Prime Minister Rishi Sunak, whose Conservative Party is trailing Labour badly in opinion polls ahead of an expected general election next year, insisted that the government has acted “decisively” and that the “vast, vast majority” of schools are not affected by the problem.

Last week, more than 100 schools in England were ordered — days before the start of the new school year — to shut some or all of their buildings because they contain a type of lightweight, air-filled concrete widely used in construction between the 1950s and the 1990s. Schools in the other nations of the U.K. — Scotland, Wales and Northern Ireland — have also been impacted.

The material, which is known as reinforced autoclaved aerated concrete, or RAAC, is lighter and less expensive than standard reinforced concrete — but weaker, with a useful life of about 30 years.

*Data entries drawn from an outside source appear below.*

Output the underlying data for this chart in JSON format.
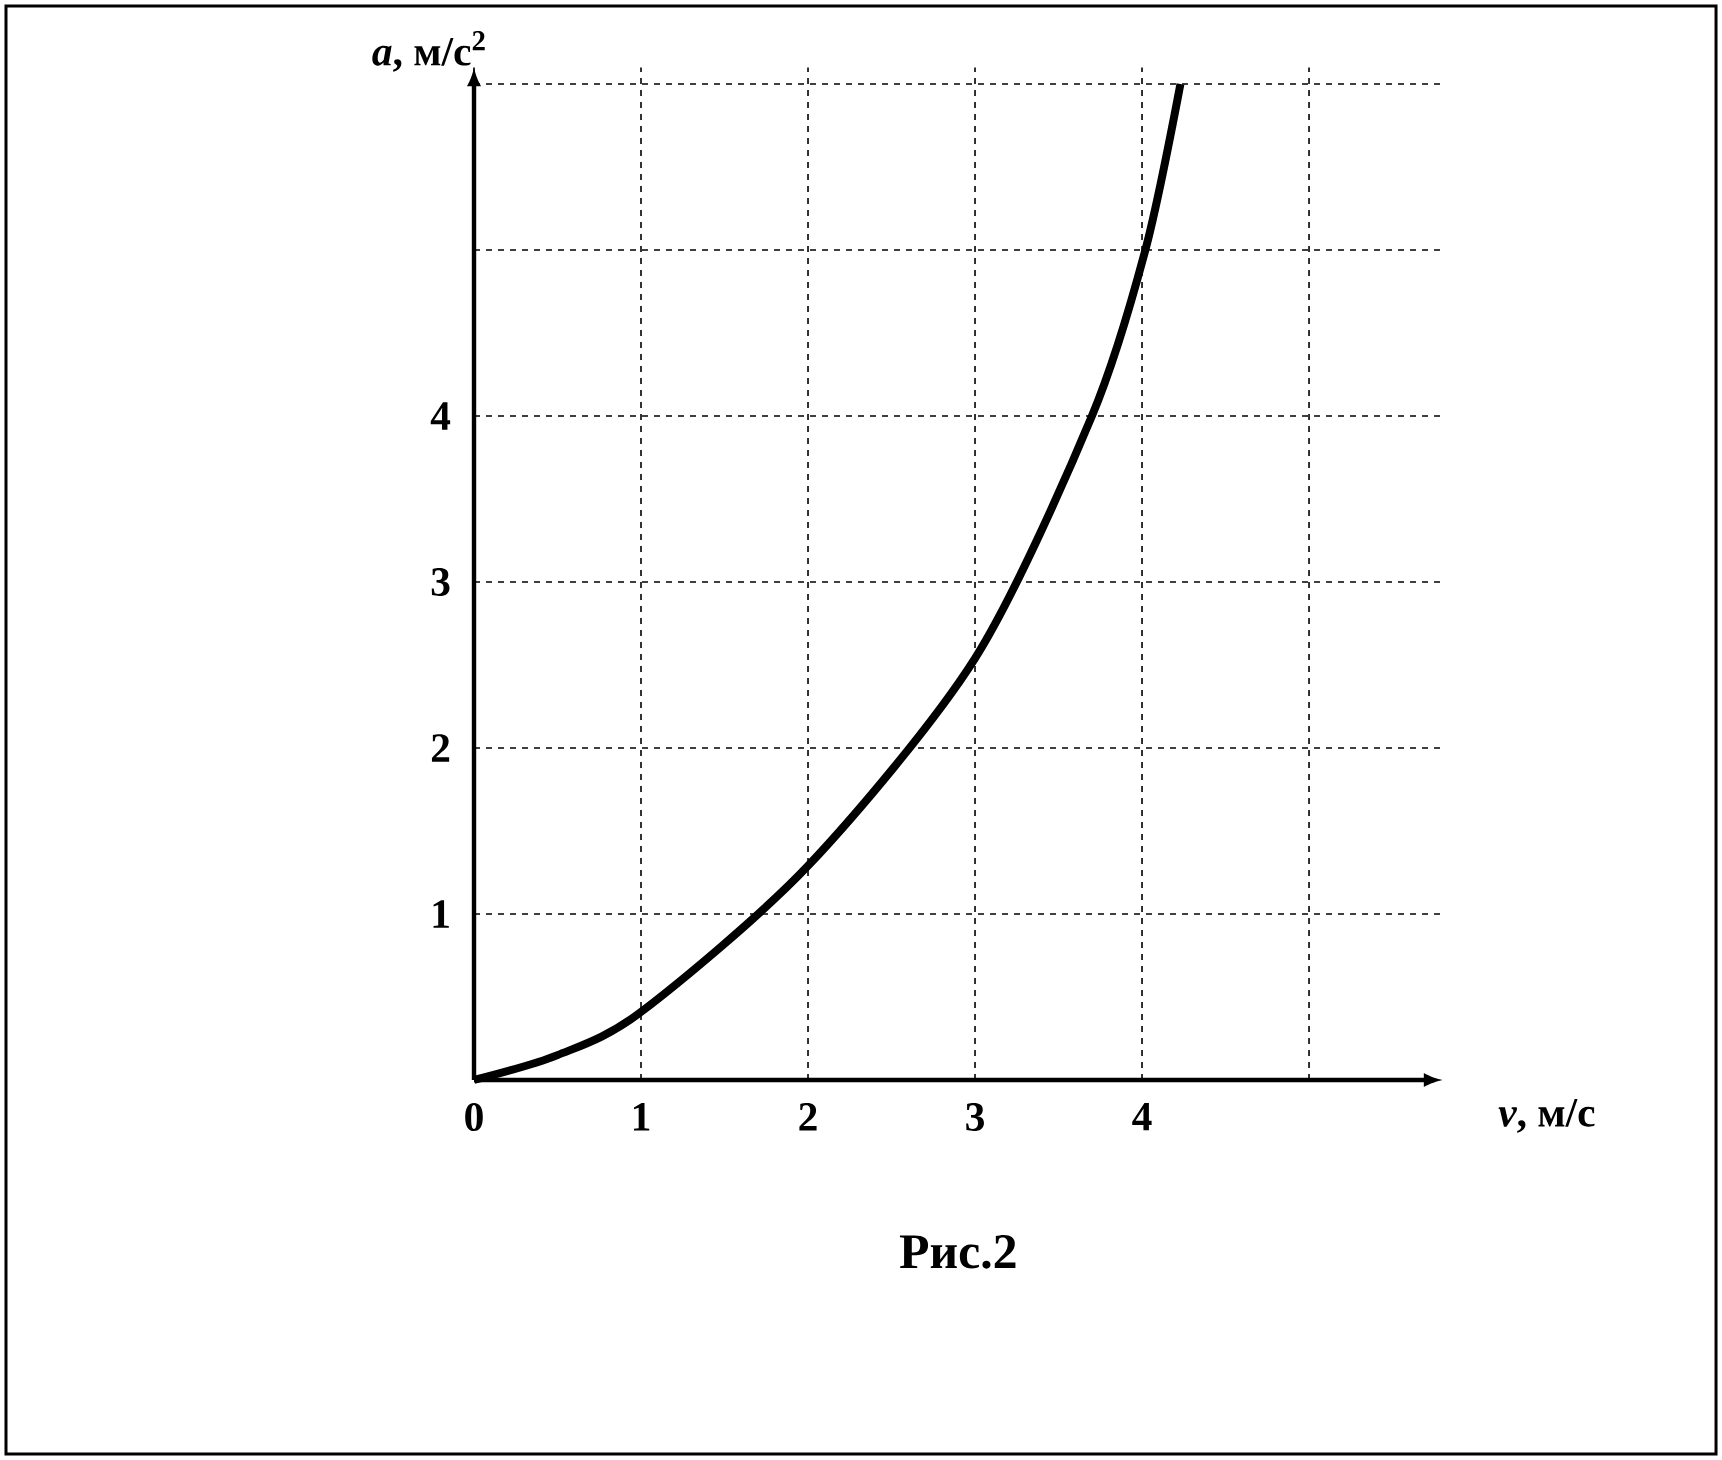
{
  "chart_data": {
    "type": "line",
    "title": "Рис.2",
    "xlabel": "*v*, м/с",
    "ylabel": "*a*, м/с$^{2}$",
    "x": [
      0,
      0.5,
      1,
      2,
      3,
      3.7,
      4.02,
      4.23
    ],
    "values": [
      0,
      0.15,
      0.41,
      1.29,
      2.54,
      4,
      5,
      6
    ],
    "color": "#000000",
    "xlim": [
      0,
      5.8
    ],
    "ylim": [
      0,
      6.1
    ],
    "xticks": [
      0,
      1,
      2,
      3,
      4,
      {
        "value": 5,
        "label": null
      }
    ],
    "yticks": [
      1,
      2,
      3,
      4,
      {
        "value": 5,
        "label": null
      },
      {
        "value": 6,
        "label": null
      }
    ],
    "grid": true,
    "marker": "none",
    "line_style": "solid"
  }
}
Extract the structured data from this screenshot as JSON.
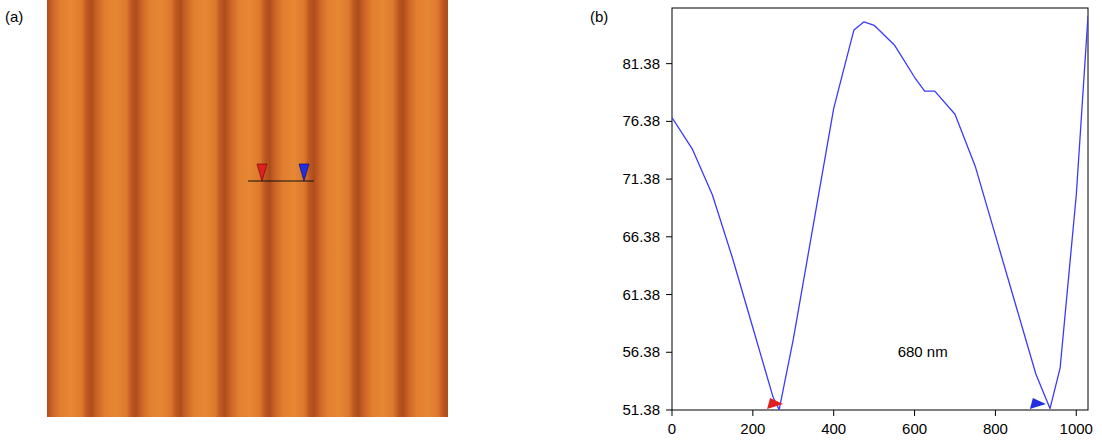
{
  "panel_labels": [
    "(a)",
    "(b)"
  ],
  "chart_data": {
    "type": "line",
    "x": [
      0,
      50,
      100,
      150,
      200,
      250,
      265,
      300,
      350,
      400,
      450,
      475,
      500,
      550,
      600,
      625,
      650,
      700,
      750,
      800,
      850,
      900,
      935,
      960,
      1000,
      1029
    ],
    "values": [
      76.7,
      74.0,
      70.0,
      64.5,
      58.5,
      52.5,
      51.4,
      57.5,
      67.5,
      77.5,
      84.3,
      85.0,
      84.7,
      83.0,
      80.2,
      79.0,
      79.0,
      77.0,
      72.5,
      66.5,
      60.5,
      54.5,
      51.5,
      55.0,
      70.0,
      85.5
    ],
    "color": "#3a3aff",
    "xlim": [
      0,
      1029
    ],
    "ylim": [
      51.38,
      86.2
    ],
    "xticks": [
      0,
      200,
      400,
      600,
      800,
      1000
    ],
    "yticks": [
      51.38,
      56.38,
      61.38,
      66.38,
      71.38,
      76.38,
      81.38
    ],
    "grid": false,
    "cursors": [
      255,
      905
    ],
    "annotations": [
      {
        "text": "680 nm",
        "x": 620,
        "y": 56.38
      }
    ]
  }
}
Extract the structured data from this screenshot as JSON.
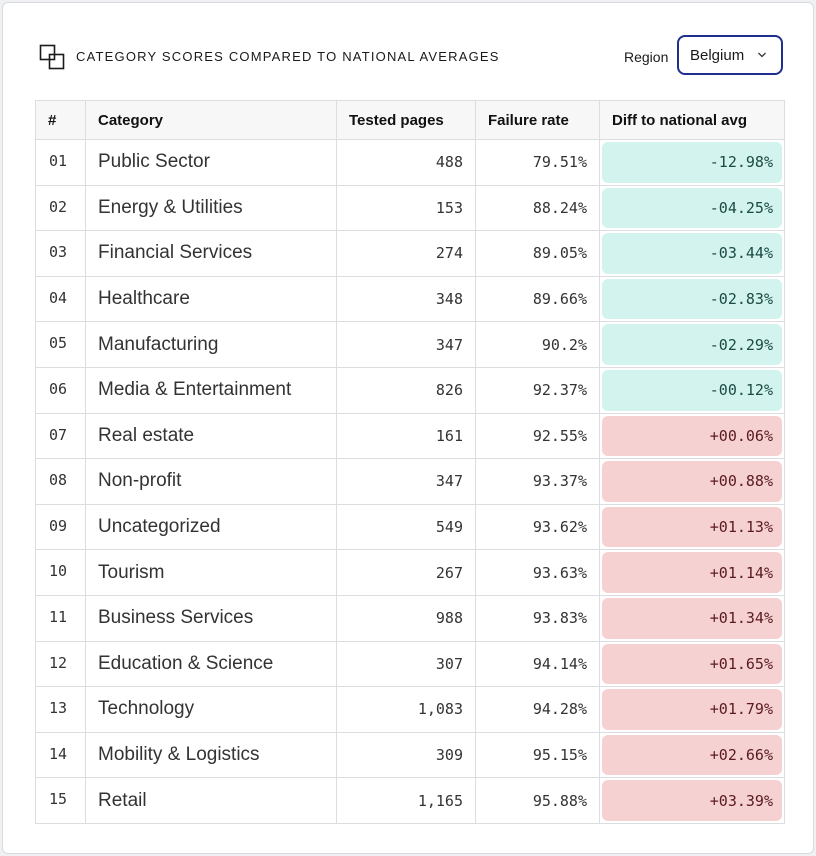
{
  "header": {
    "title": "CATEGORY SCORES COMPARED TO NATIONAL AVERAGES",
    "logo_icon": "overlapping-squares-icon",
    "region_label": "Region",
    "region_value": "Belgium",
    "region_icon": "chevron-down-icon"
  },
  "colors": {
    "negative_diff_bg": "#d3f4ee",
    "positive_diff_bg": "#f6d1d2",
    "accent_border": "#1f2f8f"
  },
  "table": {
    "columns": [
      "#",
      "Category",
      "Tested pages",
      "Failure rate",
      "Diff to national avg"
    ],
    "rows": [
      {
        "idx": "01",
        "category": "Public Sector",
        "tested": "488",
        "failure": "79.51%",
        "diff": "-12.98%"
      },
      {
        "idx": "02",
        "category": "Energy & Utilities",
        "tested": "153",
        "failure": "88.24%",
        "diff": "-04.25%"
      },
      {
        "idx": "03",
        "category": "Financial Services",
        "tested": "274",
        "failure": "89.05%",
        "diff": "-03.44%"
      },
      {
        "idx": "04",
        "category": "Healthcare",
        "tested": "348",
        "failure": "89.66%",
        "diff": "-02.83%"
      },
      {
        "idx": "05",
        "category": "Manufacturing",
        "tested": "347",
        "failure": "90.2%",
        "diff": "-02.29%"
      },
      {
        "idx": "06",
        "category": "Media & Entertainment",
        "tested": "826",
        "failure": "92.37%",
        "diff": "-00.12%"
      },
      {
        "idx": "07",
        "category": "Real estate",
        "tested": "161",
        "failure": "92.55%",
        "diff": "+00.06%"
      },
      {
        "idx": "08",
        "category": "Non-profit",
        "tested": "347",
        "failure": "93.37%",
        "diff": "+00.88%"
      },
      {
        "idx": "09",
        "category": "Uncategorized",
        "tested": "549",
        "failure": "93.62%",
        "diff": "+01.13%"
      },
      {
        "idx": "10",
        "category": "Tourism",
        "tested": "267",
        "failure": "93.63%",
        "diff": "+01.14%"
      },
      {
        "idx": "11",
        "category": "Business Services",
        "tested": "988",
        "failure": "93.83%",
        "diff": "+01.34%"
      },
      {
        "idx": "12",
        "category": "Education & Science",
        "tested": "307",
        "failure": "94.14%",
        "diff": "+01.65%"
      },
      {
        "idx": "13",
        "category": "Technology",
        "tested": "1,083",
        "failure": "94.28%",
        "diff": "+01.79%"
      },
      {
        "idx": "14",
        "category": "Mobility & Logistics",
        "tested": "309",
        "failure": "95.15%",
        "diff": "+02.66%"
      },
      {
        "idx": "15",
        "category": "Retail",
        "tested": "1,165",
        "failure": "95.88%",
        "diff": "+03.39%"
      }
    ]
  }
}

School leaders have been scrambling to find classroom space in nearby establishments or resorting to online instruction after the government’s last-minute directive, sparked when three schools thought to be safe suffered collapses over the summer.

To the opposition, crumbling schools are a metaphor for the state of a country they claim has become “Broken Britain” due to public-sector cost-cutting during 13 years of Conservative rule.

The use of RAAC was not limited to schools. Courts, hospitals and other public buildings were also built using aerated concrete, often for roofs.